Lloyd ColeLloyd Cole flew under my radar. I’d heard of him, but I wasn’t all that familiar with his music until sometime last year when I bought a couple of his albums, 1984-1989, and Music in a Foreign Language. How’d I miss him? I mean, I currently have 15,122 songs on my hard drive, which works about to about 1,260 albums if you allow for 12 songs on an album. Dunno, I guess it’s just one of those things.

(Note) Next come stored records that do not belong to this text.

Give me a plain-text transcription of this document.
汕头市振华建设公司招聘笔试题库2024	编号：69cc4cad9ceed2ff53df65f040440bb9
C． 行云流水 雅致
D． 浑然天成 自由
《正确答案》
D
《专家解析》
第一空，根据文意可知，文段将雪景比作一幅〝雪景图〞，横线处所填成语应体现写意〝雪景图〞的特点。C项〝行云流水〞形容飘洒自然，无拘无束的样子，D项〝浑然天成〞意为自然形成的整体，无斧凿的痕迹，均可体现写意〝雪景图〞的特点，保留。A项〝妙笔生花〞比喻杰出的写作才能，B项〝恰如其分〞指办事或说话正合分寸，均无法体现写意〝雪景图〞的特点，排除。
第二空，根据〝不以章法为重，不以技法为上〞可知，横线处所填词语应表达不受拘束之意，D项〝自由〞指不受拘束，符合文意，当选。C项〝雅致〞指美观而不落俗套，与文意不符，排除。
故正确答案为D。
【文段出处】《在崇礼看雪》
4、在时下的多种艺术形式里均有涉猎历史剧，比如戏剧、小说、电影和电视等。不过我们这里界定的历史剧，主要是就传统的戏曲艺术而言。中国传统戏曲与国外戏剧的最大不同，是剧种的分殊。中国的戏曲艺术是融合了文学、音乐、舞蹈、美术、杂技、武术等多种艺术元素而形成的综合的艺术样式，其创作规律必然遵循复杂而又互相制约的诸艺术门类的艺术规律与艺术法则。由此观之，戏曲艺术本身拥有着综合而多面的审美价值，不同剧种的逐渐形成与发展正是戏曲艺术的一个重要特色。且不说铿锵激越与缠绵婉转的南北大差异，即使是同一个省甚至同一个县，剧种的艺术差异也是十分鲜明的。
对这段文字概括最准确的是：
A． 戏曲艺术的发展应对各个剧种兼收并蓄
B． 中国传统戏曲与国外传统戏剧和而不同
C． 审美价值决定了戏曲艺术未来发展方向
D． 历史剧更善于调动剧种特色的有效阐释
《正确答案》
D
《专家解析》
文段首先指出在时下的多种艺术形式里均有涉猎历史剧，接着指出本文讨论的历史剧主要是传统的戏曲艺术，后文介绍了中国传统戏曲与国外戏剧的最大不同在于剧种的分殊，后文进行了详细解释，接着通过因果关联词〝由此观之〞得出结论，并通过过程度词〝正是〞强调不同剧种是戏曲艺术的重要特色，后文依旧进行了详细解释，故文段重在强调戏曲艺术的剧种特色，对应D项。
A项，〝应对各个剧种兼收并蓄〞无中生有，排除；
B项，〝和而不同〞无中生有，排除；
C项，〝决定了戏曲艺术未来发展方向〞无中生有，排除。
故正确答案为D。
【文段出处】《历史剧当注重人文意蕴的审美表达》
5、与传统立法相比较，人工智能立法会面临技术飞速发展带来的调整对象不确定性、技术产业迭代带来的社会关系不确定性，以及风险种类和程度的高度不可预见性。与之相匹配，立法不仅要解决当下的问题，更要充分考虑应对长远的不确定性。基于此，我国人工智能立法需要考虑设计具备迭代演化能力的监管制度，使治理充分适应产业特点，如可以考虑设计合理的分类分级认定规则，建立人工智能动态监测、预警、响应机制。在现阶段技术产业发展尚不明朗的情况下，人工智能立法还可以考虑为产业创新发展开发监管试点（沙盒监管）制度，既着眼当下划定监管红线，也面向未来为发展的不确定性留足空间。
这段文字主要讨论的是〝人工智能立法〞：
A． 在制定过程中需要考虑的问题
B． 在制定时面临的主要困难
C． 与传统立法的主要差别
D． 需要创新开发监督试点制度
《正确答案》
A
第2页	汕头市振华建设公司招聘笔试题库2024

Lloyd is British and currently lives in Massachusetts. His band The Commotions released their first album, Rattlesnakes, in 1984. The video presented here is the title track from the album.

The Commotions released two more albums before disbanding in 1989.

“I made myself write songs because that’s what you had to do if you wanted to be like Marc (Bolan) or David Bowie. My primary motivation was, in retrospect, wanting to be famous, which is quite sad but probably fairly common. Then you get to the point where you have to get a different motivation to carry on. My only goal at first was to be on Top of the Pops and on the cover of the NME.”

Interview, The Guardian, 2004

After moving to New York, Lloyd embarked on a solo career, although he released an album with New York musicians (including Jill Sobule) in 2000 under the name of The Negatives. He contributed one of the memorable tracks on 1991’s Leonard Cohen tribute album I’m Your Fan, with a cover of Chelsea Hotel.